Kurus Pelatih Licency D Diploma PSSI Kabupaten Lingga Resmi Ditutup
Ketua Askab diwakili Wakil Ketua Supardi S.Pd. M.Pd foto bersama saat menutup pelatihan licency D,.Ahad (11/1/2026)
DABOK LINGGA-- (KIBLATRIAU.COM)-- Usai menjalani pelatihan selama kurang lebih seminggu, 27 orang peserta Kursus kepelatihan sepakbola Licency "D" Diploma Nasional di kota Dabok Kabupaten Lingga secara resmi ditutup oleh Ketua Askab diwakili Wakil Ketua Supardi S.Pd. M.Pd.Ahad (11/1/2026)
" Dari 27 orang peserta termasuk 3 orang Srikandi semuanya dapat mengikuti kegiatan pelatihan. Mulai dari teori dan praktek lapangan, ini sangat membanggakan kami dari Askab PSSI Lingga," ungkapnya kepada wartawan, Ahad (11/1/2026).
Sebelumnya saat pendaftar peserta yang akan mengikuti kursus Pelatih sepakbola Licency "D" Diploma Nasional ini, pihak Panpel tidak yakin akan tercapai kuota oleh pihak PSSI, namun hal itu terbantahkan dengan kehadiran 27 orang peserta sampai selesai tidak ada satu pun yang mundur dan ini sangat membanggakan.
" Untuk itu, yang akan menaikkan rating dan prestasi sepakbola di daerah Lingga ini, bukan saja pengurus, tapi adalah peran serta para coaches yang sekarang ini telah mengikuti kursus Pelatih Li cency "D" mempunyai peranan penting. Krena pengurus itu sebagai "a person who sits behind a desk to manage administration only", " sebutnya.
Setelah selesai kursus ini diharapkan para peserta untuk memulai berbenah dan melaksanakan kegiatan pelatihan di clubnya masing-masing dengan berbekal ilmu yang sudah didapatkan selama mengikuti kursus pelatihan.
Salah satu program kerja Askab PSSI Lingga kursus Pelatih Licency "D" sudah terlaksana.

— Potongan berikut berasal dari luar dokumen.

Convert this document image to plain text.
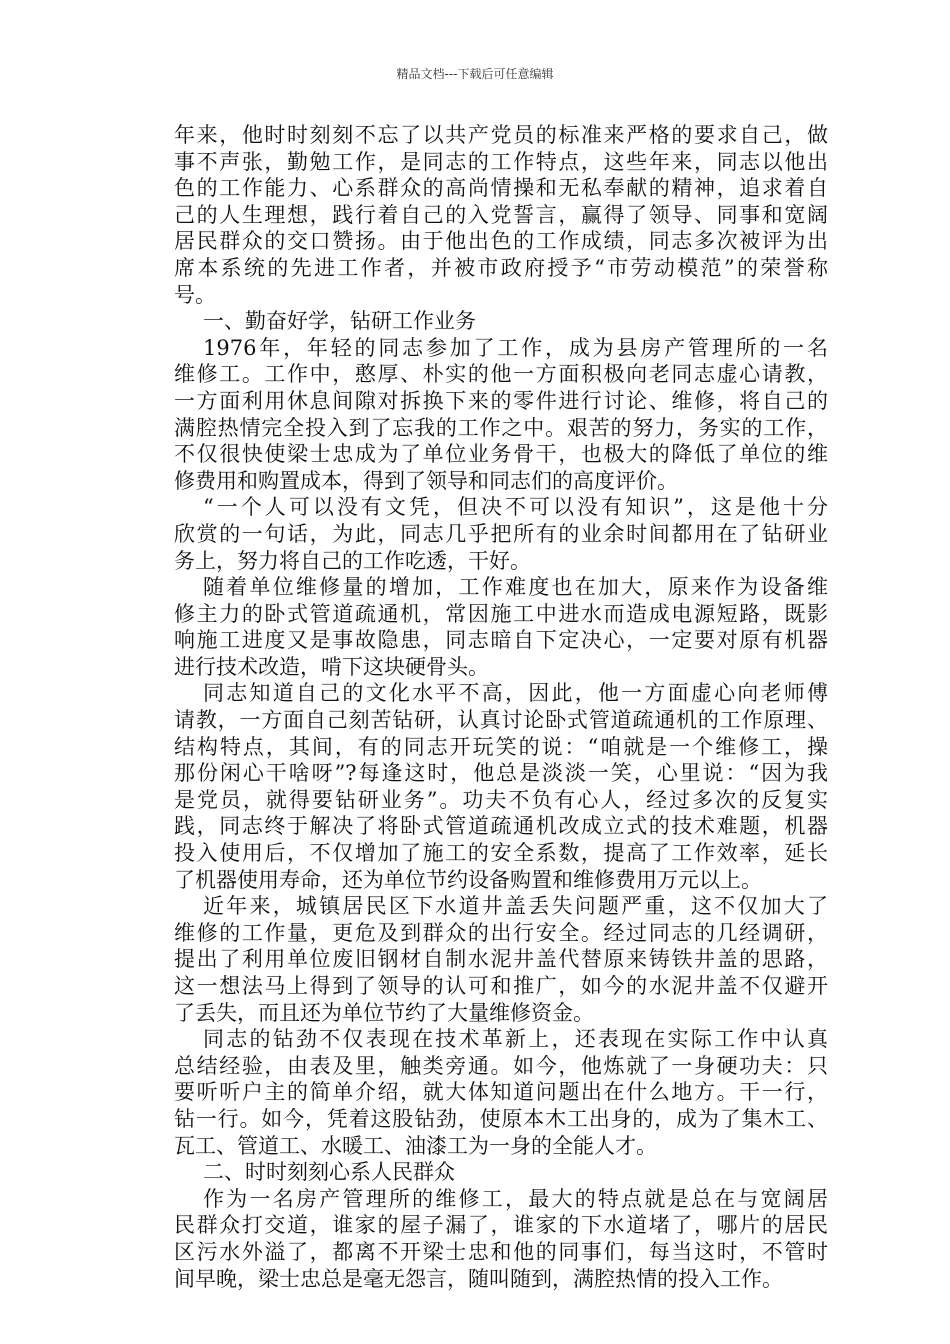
精品文档---下载后可任意编辑
年来，他时时刻刻不忘了以共产党员的标准来严格的要求自己，做
事不声张，勤勉工作，是同志的工作特点，这些年来，同志以他出
色的工作能力、心系群众的高尚情操和无私奉献的精神，追求着自
己的人生理想，践行着自己的入党誓言，赢得了领导、同事和宽阔
居民群众的交口赞扬。由于他出色的工作成绩，同志多次被评为出
席本系统的先进工作者，并被市政府授予“市劳动模范”的荣誉称
号。
一、勤奋好学，钻研工作业务
1976年，年轻的同志参加了工作，成为县房产管理所的一名
维修工。工作中，憨厚、朴实的他一方面积极向老同志虚心请教，
一方面利用休息间隙对拆换下来的零件进行讨论、维修，将自己的
满腔热情完全投入到了忘我的工作之中。艰苦的努力，务实的工作，
不仅很快使梁士忠成为了单位业务骨干，也极大的降低了单位的维
修费用和购置成本，得到了领导和同志们的高度评价。
“一个人可以没有文凭，但决不可以没有知识”，这是他十分
欣赏的一句话，为此，同志几乎把所有的业余时间都用在了钻研业
务上，努力将自己的工作吃透，干好。
随着单位维修量的增加，工作难度也在加大，原来作为设备维
修主力的卧式管道疏通机，常因施工中进水而造成电源短路，既影
响施工进度又是事故隐患，同志暗自下定决心，一定要对原有机器
进行技术改造，啃下这块硬骨头。
同志知道自己的文化水平不高，因此，他一方面虚心向老师傅
请教，一方面自己刻苦钻研，认真讨论卧式管道疏通机的工作原理、
结构特点，其间，有的同志开玩笑的说：“咱就是一个维修工，操
那份闲心干啥呀”?每逢这时，他总是淡淡一笑，心里说：“因为我
是党员，就得要钻研业务”。功夫不负有心人，经过多次的反复实
践，同志终于解决了将卧式管道疏通机改成立式的技术难题，机器
投入使用后，不仅增加了施工的安全系数，提高了工作效率，延长
了机器使用寿命，还为单位节约设备购置和维修费用万元以上。
近年来，城镇居民区下水道井盖丢失问题严重，这不仅加大了
维修的工作量，更危及到群众的出行安全。经过同志的几经调研，
提出了利用单位废旧钢材自制水泥井盖代替原来铸铁井盖的思路，
这一想法马上得到了领导的认可和推广，如今的水泥井盖不仅避开
了丢失，而且还为单位节约了大量维修资金。
同志的钻劲不仅表现在技术革新上，还表现在实际工作中认真
总结经验，由表及里，触类旁通。如今，他炼就了一身硬功夫：只
要听听户主的简单介绍，就大体知道问题出在什么地方。干一行，
钻一行。如今，凭着这股钻劲，使原本木工出身的，成为了集木工、
瓦工、管道工、水暖工、油漆工为一身的全能人才。
二、时时刻刻心系人民群众
作为一名房产管理所的维修工，最大的特点就是总在与宽阔居
民群众打交道，谁家的屋子漏了，谁家的下水道堵了，哪片的居民
区污水外溢了，都离不开梁士忠和他的同事们，每当这时，不管时
间早晚，梁士忠总是毫无怨言，随叫随到，满腔热情的投入工作。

Untuk itu kedepan pihak pengurus merencanakan ada menggelar beberapa kegiatan sepakbola seperti turnamen kelompok umur maupun kompetisi senior serta menghadapi Porprov Kepri.
Turut memberikan sambutan dalam acara penutupan kursus Licency "D" Diploma tersebut DR Kartono Pramdhan CE utama. Ia mengharapkan kepada para peserta ilmunya jangan setelah dari kursus langsung hilang, segera kembangan kepada para anak didiknya di club masing-masing.

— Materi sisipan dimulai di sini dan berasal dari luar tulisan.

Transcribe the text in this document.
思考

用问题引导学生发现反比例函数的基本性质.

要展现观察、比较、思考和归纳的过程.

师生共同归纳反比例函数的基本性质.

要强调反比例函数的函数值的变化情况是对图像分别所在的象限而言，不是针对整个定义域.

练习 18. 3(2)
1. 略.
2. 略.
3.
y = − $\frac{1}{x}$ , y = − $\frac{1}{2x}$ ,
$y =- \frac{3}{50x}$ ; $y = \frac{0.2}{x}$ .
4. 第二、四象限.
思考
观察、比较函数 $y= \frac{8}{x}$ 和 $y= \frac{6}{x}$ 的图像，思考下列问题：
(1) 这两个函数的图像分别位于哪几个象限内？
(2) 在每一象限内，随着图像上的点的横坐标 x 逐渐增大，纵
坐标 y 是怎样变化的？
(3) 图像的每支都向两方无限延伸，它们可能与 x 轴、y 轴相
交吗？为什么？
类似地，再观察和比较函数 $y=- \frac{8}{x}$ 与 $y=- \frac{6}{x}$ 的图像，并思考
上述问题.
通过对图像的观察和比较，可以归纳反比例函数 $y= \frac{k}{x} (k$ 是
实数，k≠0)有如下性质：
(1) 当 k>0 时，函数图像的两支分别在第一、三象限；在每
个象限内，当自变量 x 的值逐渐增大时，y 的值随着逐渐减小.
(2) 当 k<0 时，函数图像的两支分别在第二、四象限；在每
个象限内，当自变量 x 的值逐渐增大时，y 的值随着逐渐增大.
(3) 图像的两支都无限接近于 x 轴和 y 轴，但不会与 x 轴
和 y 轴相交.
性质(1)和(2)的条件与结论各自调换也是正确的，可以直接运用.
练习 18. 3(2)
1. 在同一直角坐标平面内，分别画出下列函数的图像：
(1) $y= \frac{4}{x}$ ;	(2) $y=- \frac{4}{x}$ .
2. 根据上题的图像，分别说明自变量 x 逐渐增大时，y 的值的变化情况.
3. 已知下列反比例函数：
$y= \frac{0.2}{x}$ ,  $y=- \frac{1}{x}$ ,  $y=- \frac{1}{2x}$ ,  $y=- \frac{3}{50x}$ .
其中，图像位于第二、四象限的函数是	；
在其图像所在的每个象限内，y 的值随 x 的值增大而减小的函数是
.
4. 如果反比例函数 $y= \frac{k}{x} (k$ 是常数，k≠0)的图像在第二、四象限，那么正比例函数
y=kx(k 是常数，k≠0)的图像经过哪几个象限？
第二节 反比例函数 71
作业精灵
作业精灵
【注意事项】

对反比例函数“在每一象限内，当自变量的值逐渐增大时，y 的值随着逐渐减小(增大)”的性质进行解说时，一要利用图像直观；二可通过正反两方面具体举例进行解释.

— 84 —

" Dan apabila di kemudian hari terdapat kendala dalam mentransfer ilmu yang telah diperoleh silahkan, mencari jalan pemecahannya melalui dirinya yang selalu terbuka untuk kemajuan sepakbola di Kabupaten Lingga khususnya dan Kepri umumnya," tuturnya .(Syamsir Suryana).